Seven charities are yet to agree to pay towards the Fundraising Regulator’s start-up costs more than four months after being asked to do so, a spokesman for the regulator has confirmed.
According to research by Third Sector, the charities include the art gallery administrator Tate, the sight-loss charity the RNIB, Médecins Sans Frontières, Islamic Relief, Plan International UK and the British Museum.
The research indicates that the Salvation Army is also among the seven, although the charity itself declined to comment on the matter.
Stephen Dunmore, interim chief executive of the regulator, wrote to the top 50 fundraising charities in February, asking them to commit to contributing £15,000 to funding its start-up costs within two or three weeks.
The regulator’s spokesman said today that 43 charities had paid this or agreed to do so, but discussions were continuing with the remaining seven. A total of 38 charities had committed to paying by April and 28 had done so by February.
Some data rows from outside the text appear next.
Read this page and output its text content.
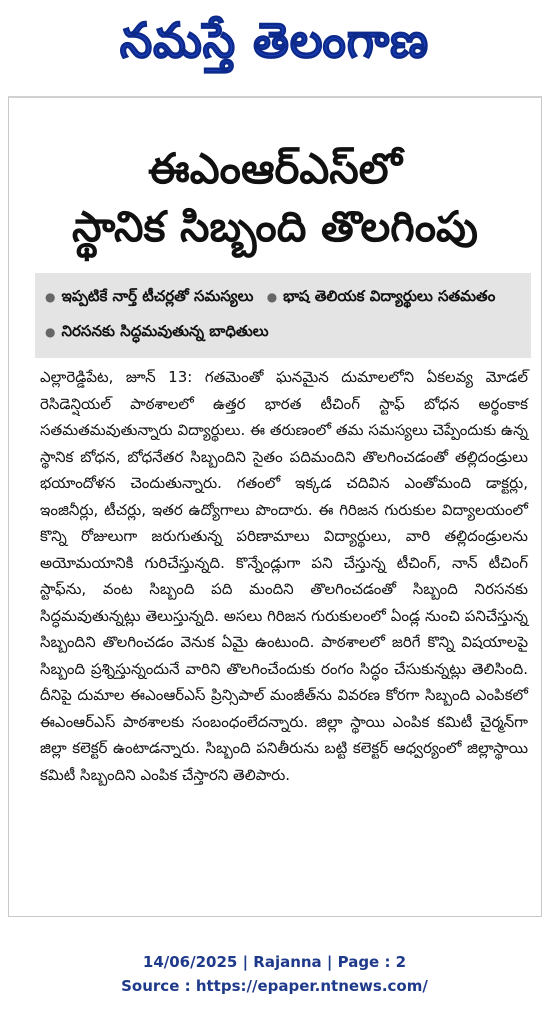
నమస్తే తెలంగాణ
ఈఎంఆర్ఎస్‌లో
స్థానిక సిబ్బంది తొలగింపు
● ఇప్పటికే నార్త్ టీచర్లతో సమస్యలు ● భాష తెలియక విద్యార్థులు సతమతం
● నిరసనకు సిద్ధమవుతున్న బాధితులు
ఎల్లారెడ్డిపేట, జూన్ 13: గతమెంతో ఘనమైన దుమాలలోని ఏకలవ్య మోడల్ రెసిడెన్షియల్ పాఠశాలలో ఉత్తర భారత టీచింగ్ స్టాఫ్ బోధన అర్థంకాక సతమతమవుతున్నారు విద్యార్థులు. ఈ తరుణంలో తమ సమస్యలు చెప్పేందుకు ఉన్న స్థానిక బోధన, బోధనేతర సిబ్బందిని సైతం పదిమందిని తొలగించడంతో తల్లిదండ్రులు భయాందోళన చెందుతున్నారు. గతంలో ఇక్కడ చదివిన ఎంతోమంది డాక్టర్లు, ఇంజినీర్లు, టీచర్లు, ఇతర ఉద్యోగాలు పొందారు. ఈ గిరిజన గురుకుల విద్యాలయంలో కొన్ని రోజులుగా జరుగుతున్న పరిణామాలు విద్యార్థులు, వారి తల్లిదండ్రులను అయోమయానికి గురిచేస్తున్నది. కొన్నేండ్లుగా పని చేస్తున్న టీచింగ్, నాన్ టీచింగ్ స్టాఫ్‌ను, వంట సిబ్బంది పది మందిని తొలగించడంతో సిబ్బంది నిరసనకు సిద్ధమవుతున్నట్లు తెలుస్తున్నది. అసలు గిరిజన గురుకులంలో ఏండ్ల నుంచి పనిచేస్తున్న సిబ్బందిని తొలగించడం వెనుక ఏమై ఉంటుంది. పాఠశాలలో జరిగే కొన్ని విషయాలపై సిబ్బంది ప్రశ్నిస్తున్నందునే వారిని తొలగించేందుకు రంగం సిద్ధం చేసుకున్నట్లు తెలిసింది. దీనిపై దుమాల ఈఎంఆర్ఎస్ ప్రిన్సిపాల్ మంజీత్‌ను వివరణ కోరగా సిబ్బంది ఎంపికలో ఈఎంఆర్ఎస్ పాఠశాలకు సంబంధంలేదన్నారు. జిల్లా స్థాయి ఎంపిక కమిటీ చైర్మన్‌గా జిల్లా కలెక్టర్ ఉంటాడన్నారు. సిబ్బంది పనితీరును బట్టి కలెక్టర్ ఆధ్వర్యంలో జిల్లాస్థాయి కమిటీ సిబ్బందిని ఎంపిక చేస్తారని తెలిపారు.
14/06/2025 | Rajanna | Page : 2
Source : https://epaper.ntnews.com/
A spokeswoman for MSF said the charity would make its decision on the funding once it had received full information from the regulator about the contributions it wants from charities, including the ongoing levy it will charge the largest organisations.
Mike Thiedke, director of public engagement at Plan International UK, said the charity supported the regulator's creation and was in continuing discussions over how it could best support its start-up costs.
The regulator is understood to have circulated its budget plans for the next few years to the 43 charities that have so far paid.
The Alzheimer’s Society, which took several weeks to make its decision on making the contribution, refused to say whether it had paid less than the full £15,000 requested.
Third Sector reported in April that Parkinson’s UK had reservations about paying up, but a spokeswoman said the charity had paid the full £15,000. Both the Dogs Trust and the Children’s Society, which were undecided in February, have also paid in full.
Joe Jenkins, director of fundraising and supporter engagement at the Children’s Society, told Third Sector in February that the charity was surprised the new regulator was proposing to pay its board members £300 when this money would, in effect, come from charitable donations.
But he said last week that the charity had contributed to the regulator and was keen to go "above and beyond" to ensure it thoroughly complied with sector regulations and best practice.
The regulator has said it will publish a discussion paper on its levy in the coming weeks.